Ward reps land Sh2.5bn windfall

National Treasury Cabinet Secretary Henry Rotich (left) with Mutava Musyimi, the chairman of the National Assembly's Budget and Appropriations Committee. London based ratings agency, Fitch, has downgraded Kenya’s ability borrow from the international market. PHOTO | JEFF ANGOTE | NATION MEDIA GROUP

What you need to know:

  • MCAs have come under criticism for arm-twisting their respective county governments to channel more resources towards non-essential engagements such as foreign travel and personal emoluments at the expense of development functions.
  • Also to reap big from the revised allocations include the assemblies of Kirinyaga (Sh101m), Nyandarua (Sh99m), Kiambu (Sh98m), Mandera (Sh91m), Narok (Sh78m) and Migori (Sh75m).
  • The revised estimates have put the Senate on a collision course with county governments, with the Council of Governors stating that it would move to court to stop the new allocations.

Members of county assemblies in Turkana, Vihiga, Meru, Nairobi and Garissa counties are the biggest winners in the Senate’s decision to increase this year’s recurrent expenditure for 34 counties by a whopping Sh2.5 billion.

According to the revised budgetary allocations for county assemblies prepared by the Senate Committee for Finance, MCAs in Turkana will pocket an additional Sh395 million over and above the ceilings recommended by the Commission on Revenue Allocation (CRA).

The CRA’s ceilings are intended to limit the county governments’ spending on recurrent expenditure such as salaries and free money for development.

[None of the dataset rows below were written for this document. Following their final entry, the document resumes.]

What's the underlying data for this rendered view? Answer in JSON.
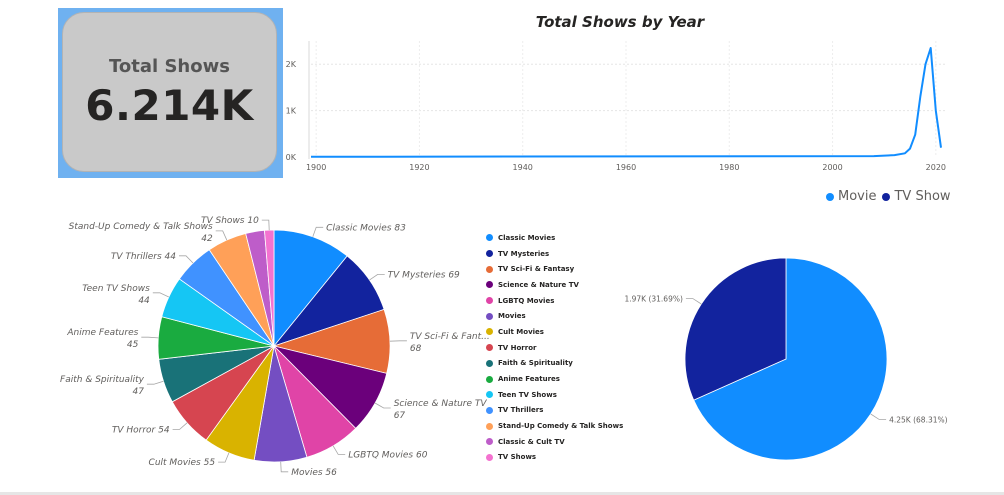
{
  "card": {
    "label": "Total Shows",
    "value": "6.214K"
  },
  "chart_data": [
    {
      "type": "line",
      "title": "Total Shows by Year",
      "x_ticks": [
        "1900",
        "1920",
        "1940",
        "1960",
        "1980",
        "2000",
        "2020"
      ],
      "y_ticks": [
        "0K",
        "1K",
        "2K"
      ],
      "xlim": [
        1899,
        2021
      ],
      "ylim": [
        0,
        2500
      ],
      "grid": true,
      "color": "#118dff",
      "x": [
        1899,
        2008,
        2012,
        2014,
        2015,
        2016,
        2017,
        2018,
        2019,
        2020,
        2021
      ],
      "y": [
        5,
        20,
        40,
        80,
        180,
        480,
        1300,
        2000,
        2350,
        1000,
        200
      ]
    },
    {
      "type": "pie",
      "categories": [
        "Classic Movies",
        "TV Mysteries",
        "TV Sci-Fi & Fantasy",
        "Science & Nature TV",
        "LGBTQ Movies",
        "Movies",
        "Cult Movies",
        "TV Horror",
        "Faith & Spirituality",
        "Anime Features",
        "Teen TV Shows",
        "TV Thrillers",
        "Stand-Up Comedy & Talk Shows",
        "Classic & Cult TV",
        "TV Shows"
      ],
      "values": [
        83,
        69,
        68,
        67,
        60,
        56,
        55,
        54,
        47,
        45,
        44,
        44,
        42,
        20,
        10
      ],
      "colors": [
        "#118dff",
        "#12239e",
        "#e66c37",
        "#6b007b",
        "#e044a7",
        "#744ec2",
        "#d9b300",
        "#d64550",
        "#197278",
        "#1aab40",
        "#15c6f4",
        "#4092ff",
        "#ffa058",
        "#be5dc9",
        "#f472d0"
      ],
      "slice_labels": [
        [
          "Classic Movies 83"
        ],
        [
          "TV Mysteries 69"
        ],
        [
          "TV Sci-Fi & Fant...",
          "68"
        ],
        [
          "Science & Nature TV",
          "67"
        ],
        [
          "LGBTQ Movies 60"
        ],
        [
          "Movies 56"
        ],
        [
          "Cult Movies 55"
        ],
        [
          "TV Horror 54"
        ],
        [
          "Faith & Spirituality",
          "47"
        ],
        [
          "Anime Features",
          "45"
        ],
        [
          "Teen TV Shows",
          "44"
        ],
        [
          "TV Thrillers 44"
        ],
        [
          "Stand-Up Comedy & Talk Shows",
          "42"
        ],
        [],
        [
          "TV Shows 10"
        ]
      ],
      "legend": [
        "Classic Movies",
        "TV Mysteries",
        "TV Sci-Fi & Fantasy",
        "Science & Nature TV",
        "LGBTQ Movies",
        "Movies",
        "Cult Movies",
        "TV Horror",
        "Faith & Spirituality",
        "Anime Features",
        "Teen TV Shows",
        "TV Thrillers",
        "Stand-Up Comedy & Talk Shows",
        "Classic & Cult TV",
        "TV Shows"
      ]
    },
    {
      "type": "pie",
      "series": [
        {
          "name": "Movie",
          "value": 4250,
          "percent": 68.31,
          "label": "4.25K (68.31%)",
          "color": "#118dff"
        },
        {
          "name": "TV Show",
          "value": 1970,
          "percent": 31.69,
          "label": "1.97K (31.69%)",
          "color": "#12239e"
        }
      ],
      "legend_position": "top-right"
    }
  ]
}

MCAs have come under criticism for arm-twisting their respective county governments to channel more resources towards non-essential engagements such as foreign travel and personal emoluments at the expense of development functions.

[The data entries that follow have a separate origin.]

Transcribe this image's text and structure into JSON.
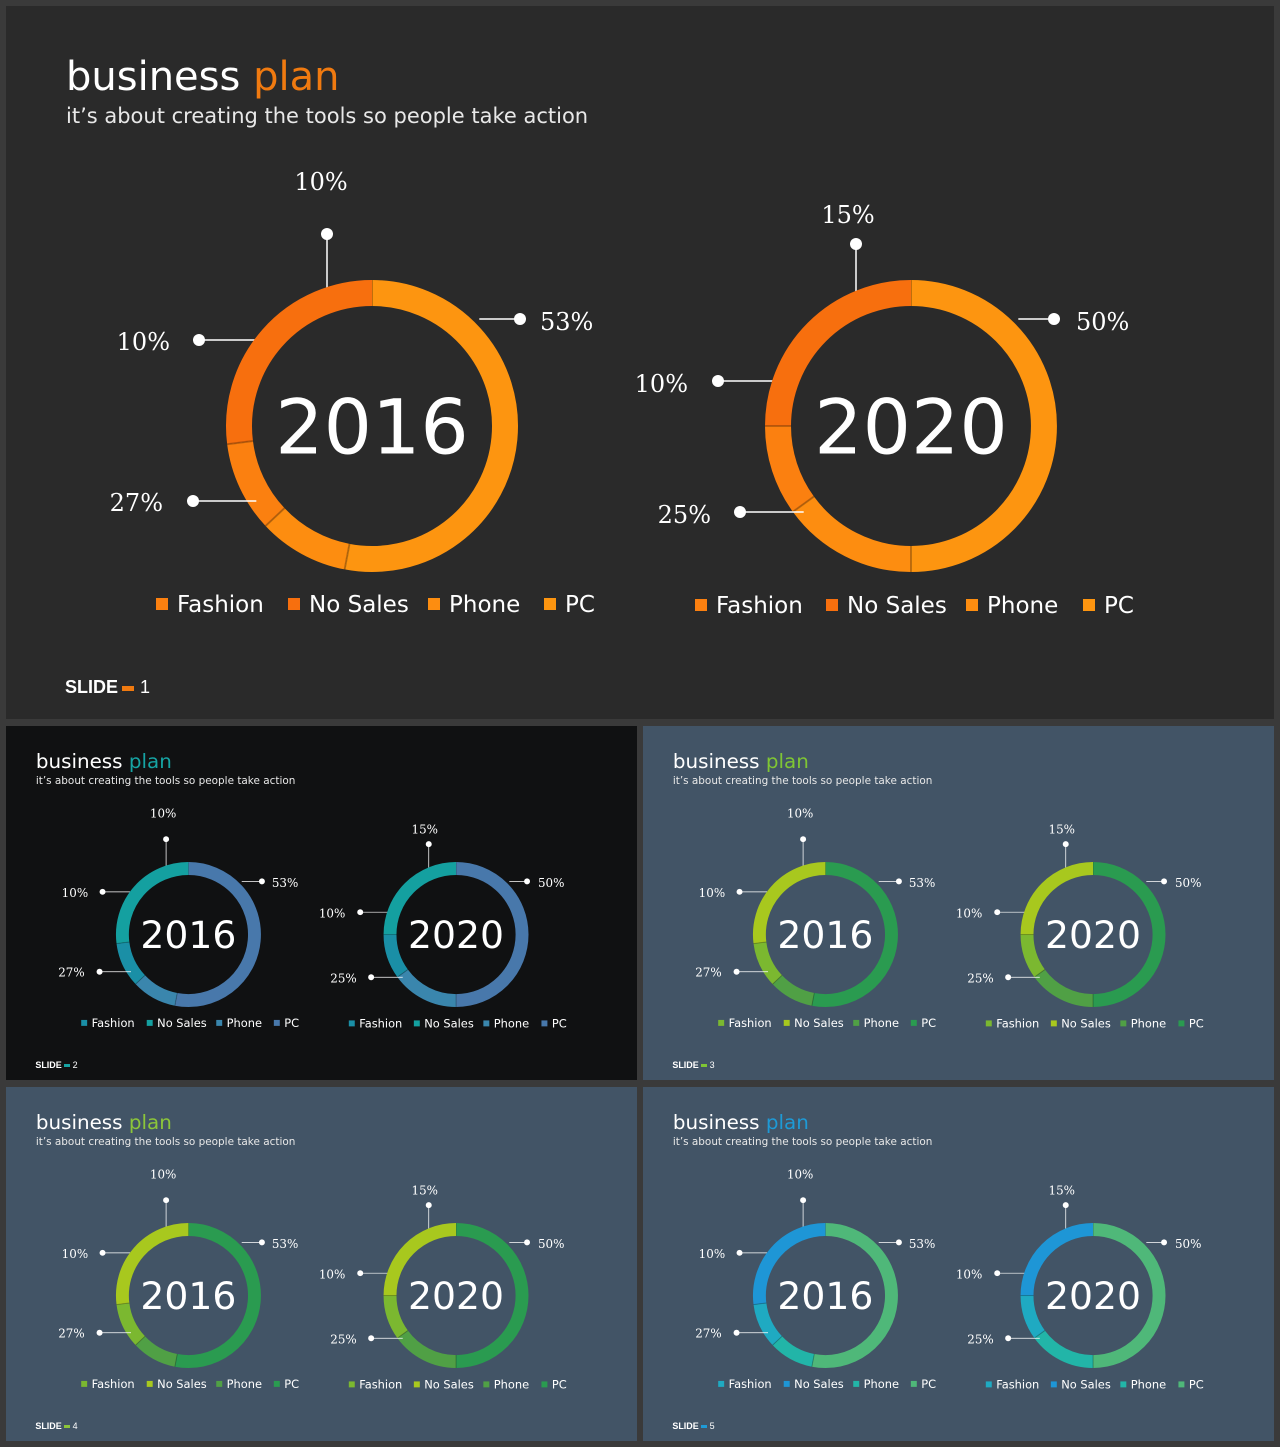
{
  "title_word1": "business",
  "title_word2": "plan",
  "subtitle": "it’s about creating the tools so people take action",
  "slide_label": "SLIDE",
  "legend": [
    "Fashion",
    "No Sales",
    "Phone",
    "PC"
  ],
  "charts": [
    {
      "year": "2016",
      "slices": [
        {
          "category": "PC",
          "value": 53,
          "label": "53%"
        },
        {
          "category": "Phone",
          "value": 10,
          "label": "10%"
        },
        {
          "category": "Fashion",
          "value": 10,
          "label": "10%"
        },
        {
          "category": "No Sales",
          "value": 27,
          "label": "27%"
        }
      ]
    },
    {
      "year": "2020",
      "slices": [
        {
          "category": "PC",
          "value": 50,
          "label": "50%"
        },
        {
          "category": "Phone",
          "value": 15,
          "label": "15%"
        },
        {
          "category": "Fashion",
          "value": 10,
          "label": "10%"
        },
        {
          "category": "No Sales",
          "value": 25,
          "label": "25%"
        }
      ]
    }
  ],
  "slides": [
    {
      "number": "1",
      "background": "#2a2a2a",
      "accent": "#f07a10",
      "colors": {
        "PC": "#fd9510",
        "Phone": "#fd8d10",
        "Fashion": "#fb8010",
        "No Sales": "#f76f0e"
      }
    },
    {
      "number": "2",
      "background": "#101112",
      "accent": "#16a3a3",
      "colors": {
        "PC": "#4878ab",
        "Phone": "#3a86ad",
        "Fashion": "#1a8fa6",
        "No Sales": "#14a0a0"
      }
    },
    {
      "number": "3",
      "background": "#425466",
      "accent": "#7fc634",
      "colors": {
        "PC": "#2a9b50",
        "Phone": "#50a045",
        "Fashion": "#7bb830",
        "No Sales": "#a8c81e"
      }
    },
    {
      "number": "4",
      "background": "#425466",
      "accent": "#8cc53a",
      "colors": {
        "PC": "#2a9b50",
        "Phone": "#50a045",
        "Fashion": "#7bb830",
        "No Sales": "#a8c81e"
      }
    },
    {
      "number": "5",
      "background": "#425466",
      "accent": "#1e9ad6",
      "colors": {
        "PC": "#4fb879",
        "Phone": "#22b5a8",
        "Fashion": "#1faac2",
        "No Sales": "#1e96d6"
      }
    }
  ]
}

In some cases, MCAs have refused to approve their county government budgets until their demands were met.

Other big winners in the revised allocations include MCAs from Vihiga who will receive an extra Sh197 million, Meru (Sh152m), Nairobi (Sh151m) and Garissa (Sh119m) to fund their wellbeing.

Also to reap big from the revised allocations include the assemblies of Kirinyaga (Sh101m), Nyandarua (Sh99m), Kiambu (Sh98m), Mandera (Sh91m), Narok (Sh78m) and Migori (Sh75m).

Others assemblies to benefit from the revised allocations are Homa Bay, Nakuru, Makueni, Siaya, Kilifi, Taita-Taveta, Laikipia, Tana River and Muranga.

Also to benefit are MCAs from Kisii, Bomet, Marsabit, Kwale, Kajiado, Tharaka Nithi, Trans Nzoia, Nyeri, Kitui, Bungoma, Embu, Samburu, Busia and Elgeyo-Marakwet.

It means the 34 county governments affected by the Senate’s decision will have to reduce their development expenditure in order to cater for the increased allocations to their respective assemblies.

The revised estimates have put the Senate on a collision course with county governments, with the Council of Governors stating that it would move to court to stop the new allocations.

“What the Senate has done is arbitrary, retroactive and devoid of public participation.

“All the Senate did was to listen to the County Assemblies Forum and increase the allocations of the 34 county assemblies. I am going to sign the court papers this very minute,” said Council of Governors (CoG) chairman Peter Munya.

Mr Munya accused the Senate committee, chaired by Mandera Senator Billow Kerrow, of turning down a request by governors to give their presentations regarding the revised allocations. The CRA also questioned the move by the Senate and warned that it will affect service delivery in the counties.

But Mr Kerrow, whose committee revised the allocations, said the decision was based on requests from the 34 county assemblies to enable them to effectively run their operations.

“We have allocated an additional Sh2.5 billion to 34 of the 47 counties after they asked for additional cash. Those who did not apply will get what the CRA approved in their ceilings,” Mr Kerrow said.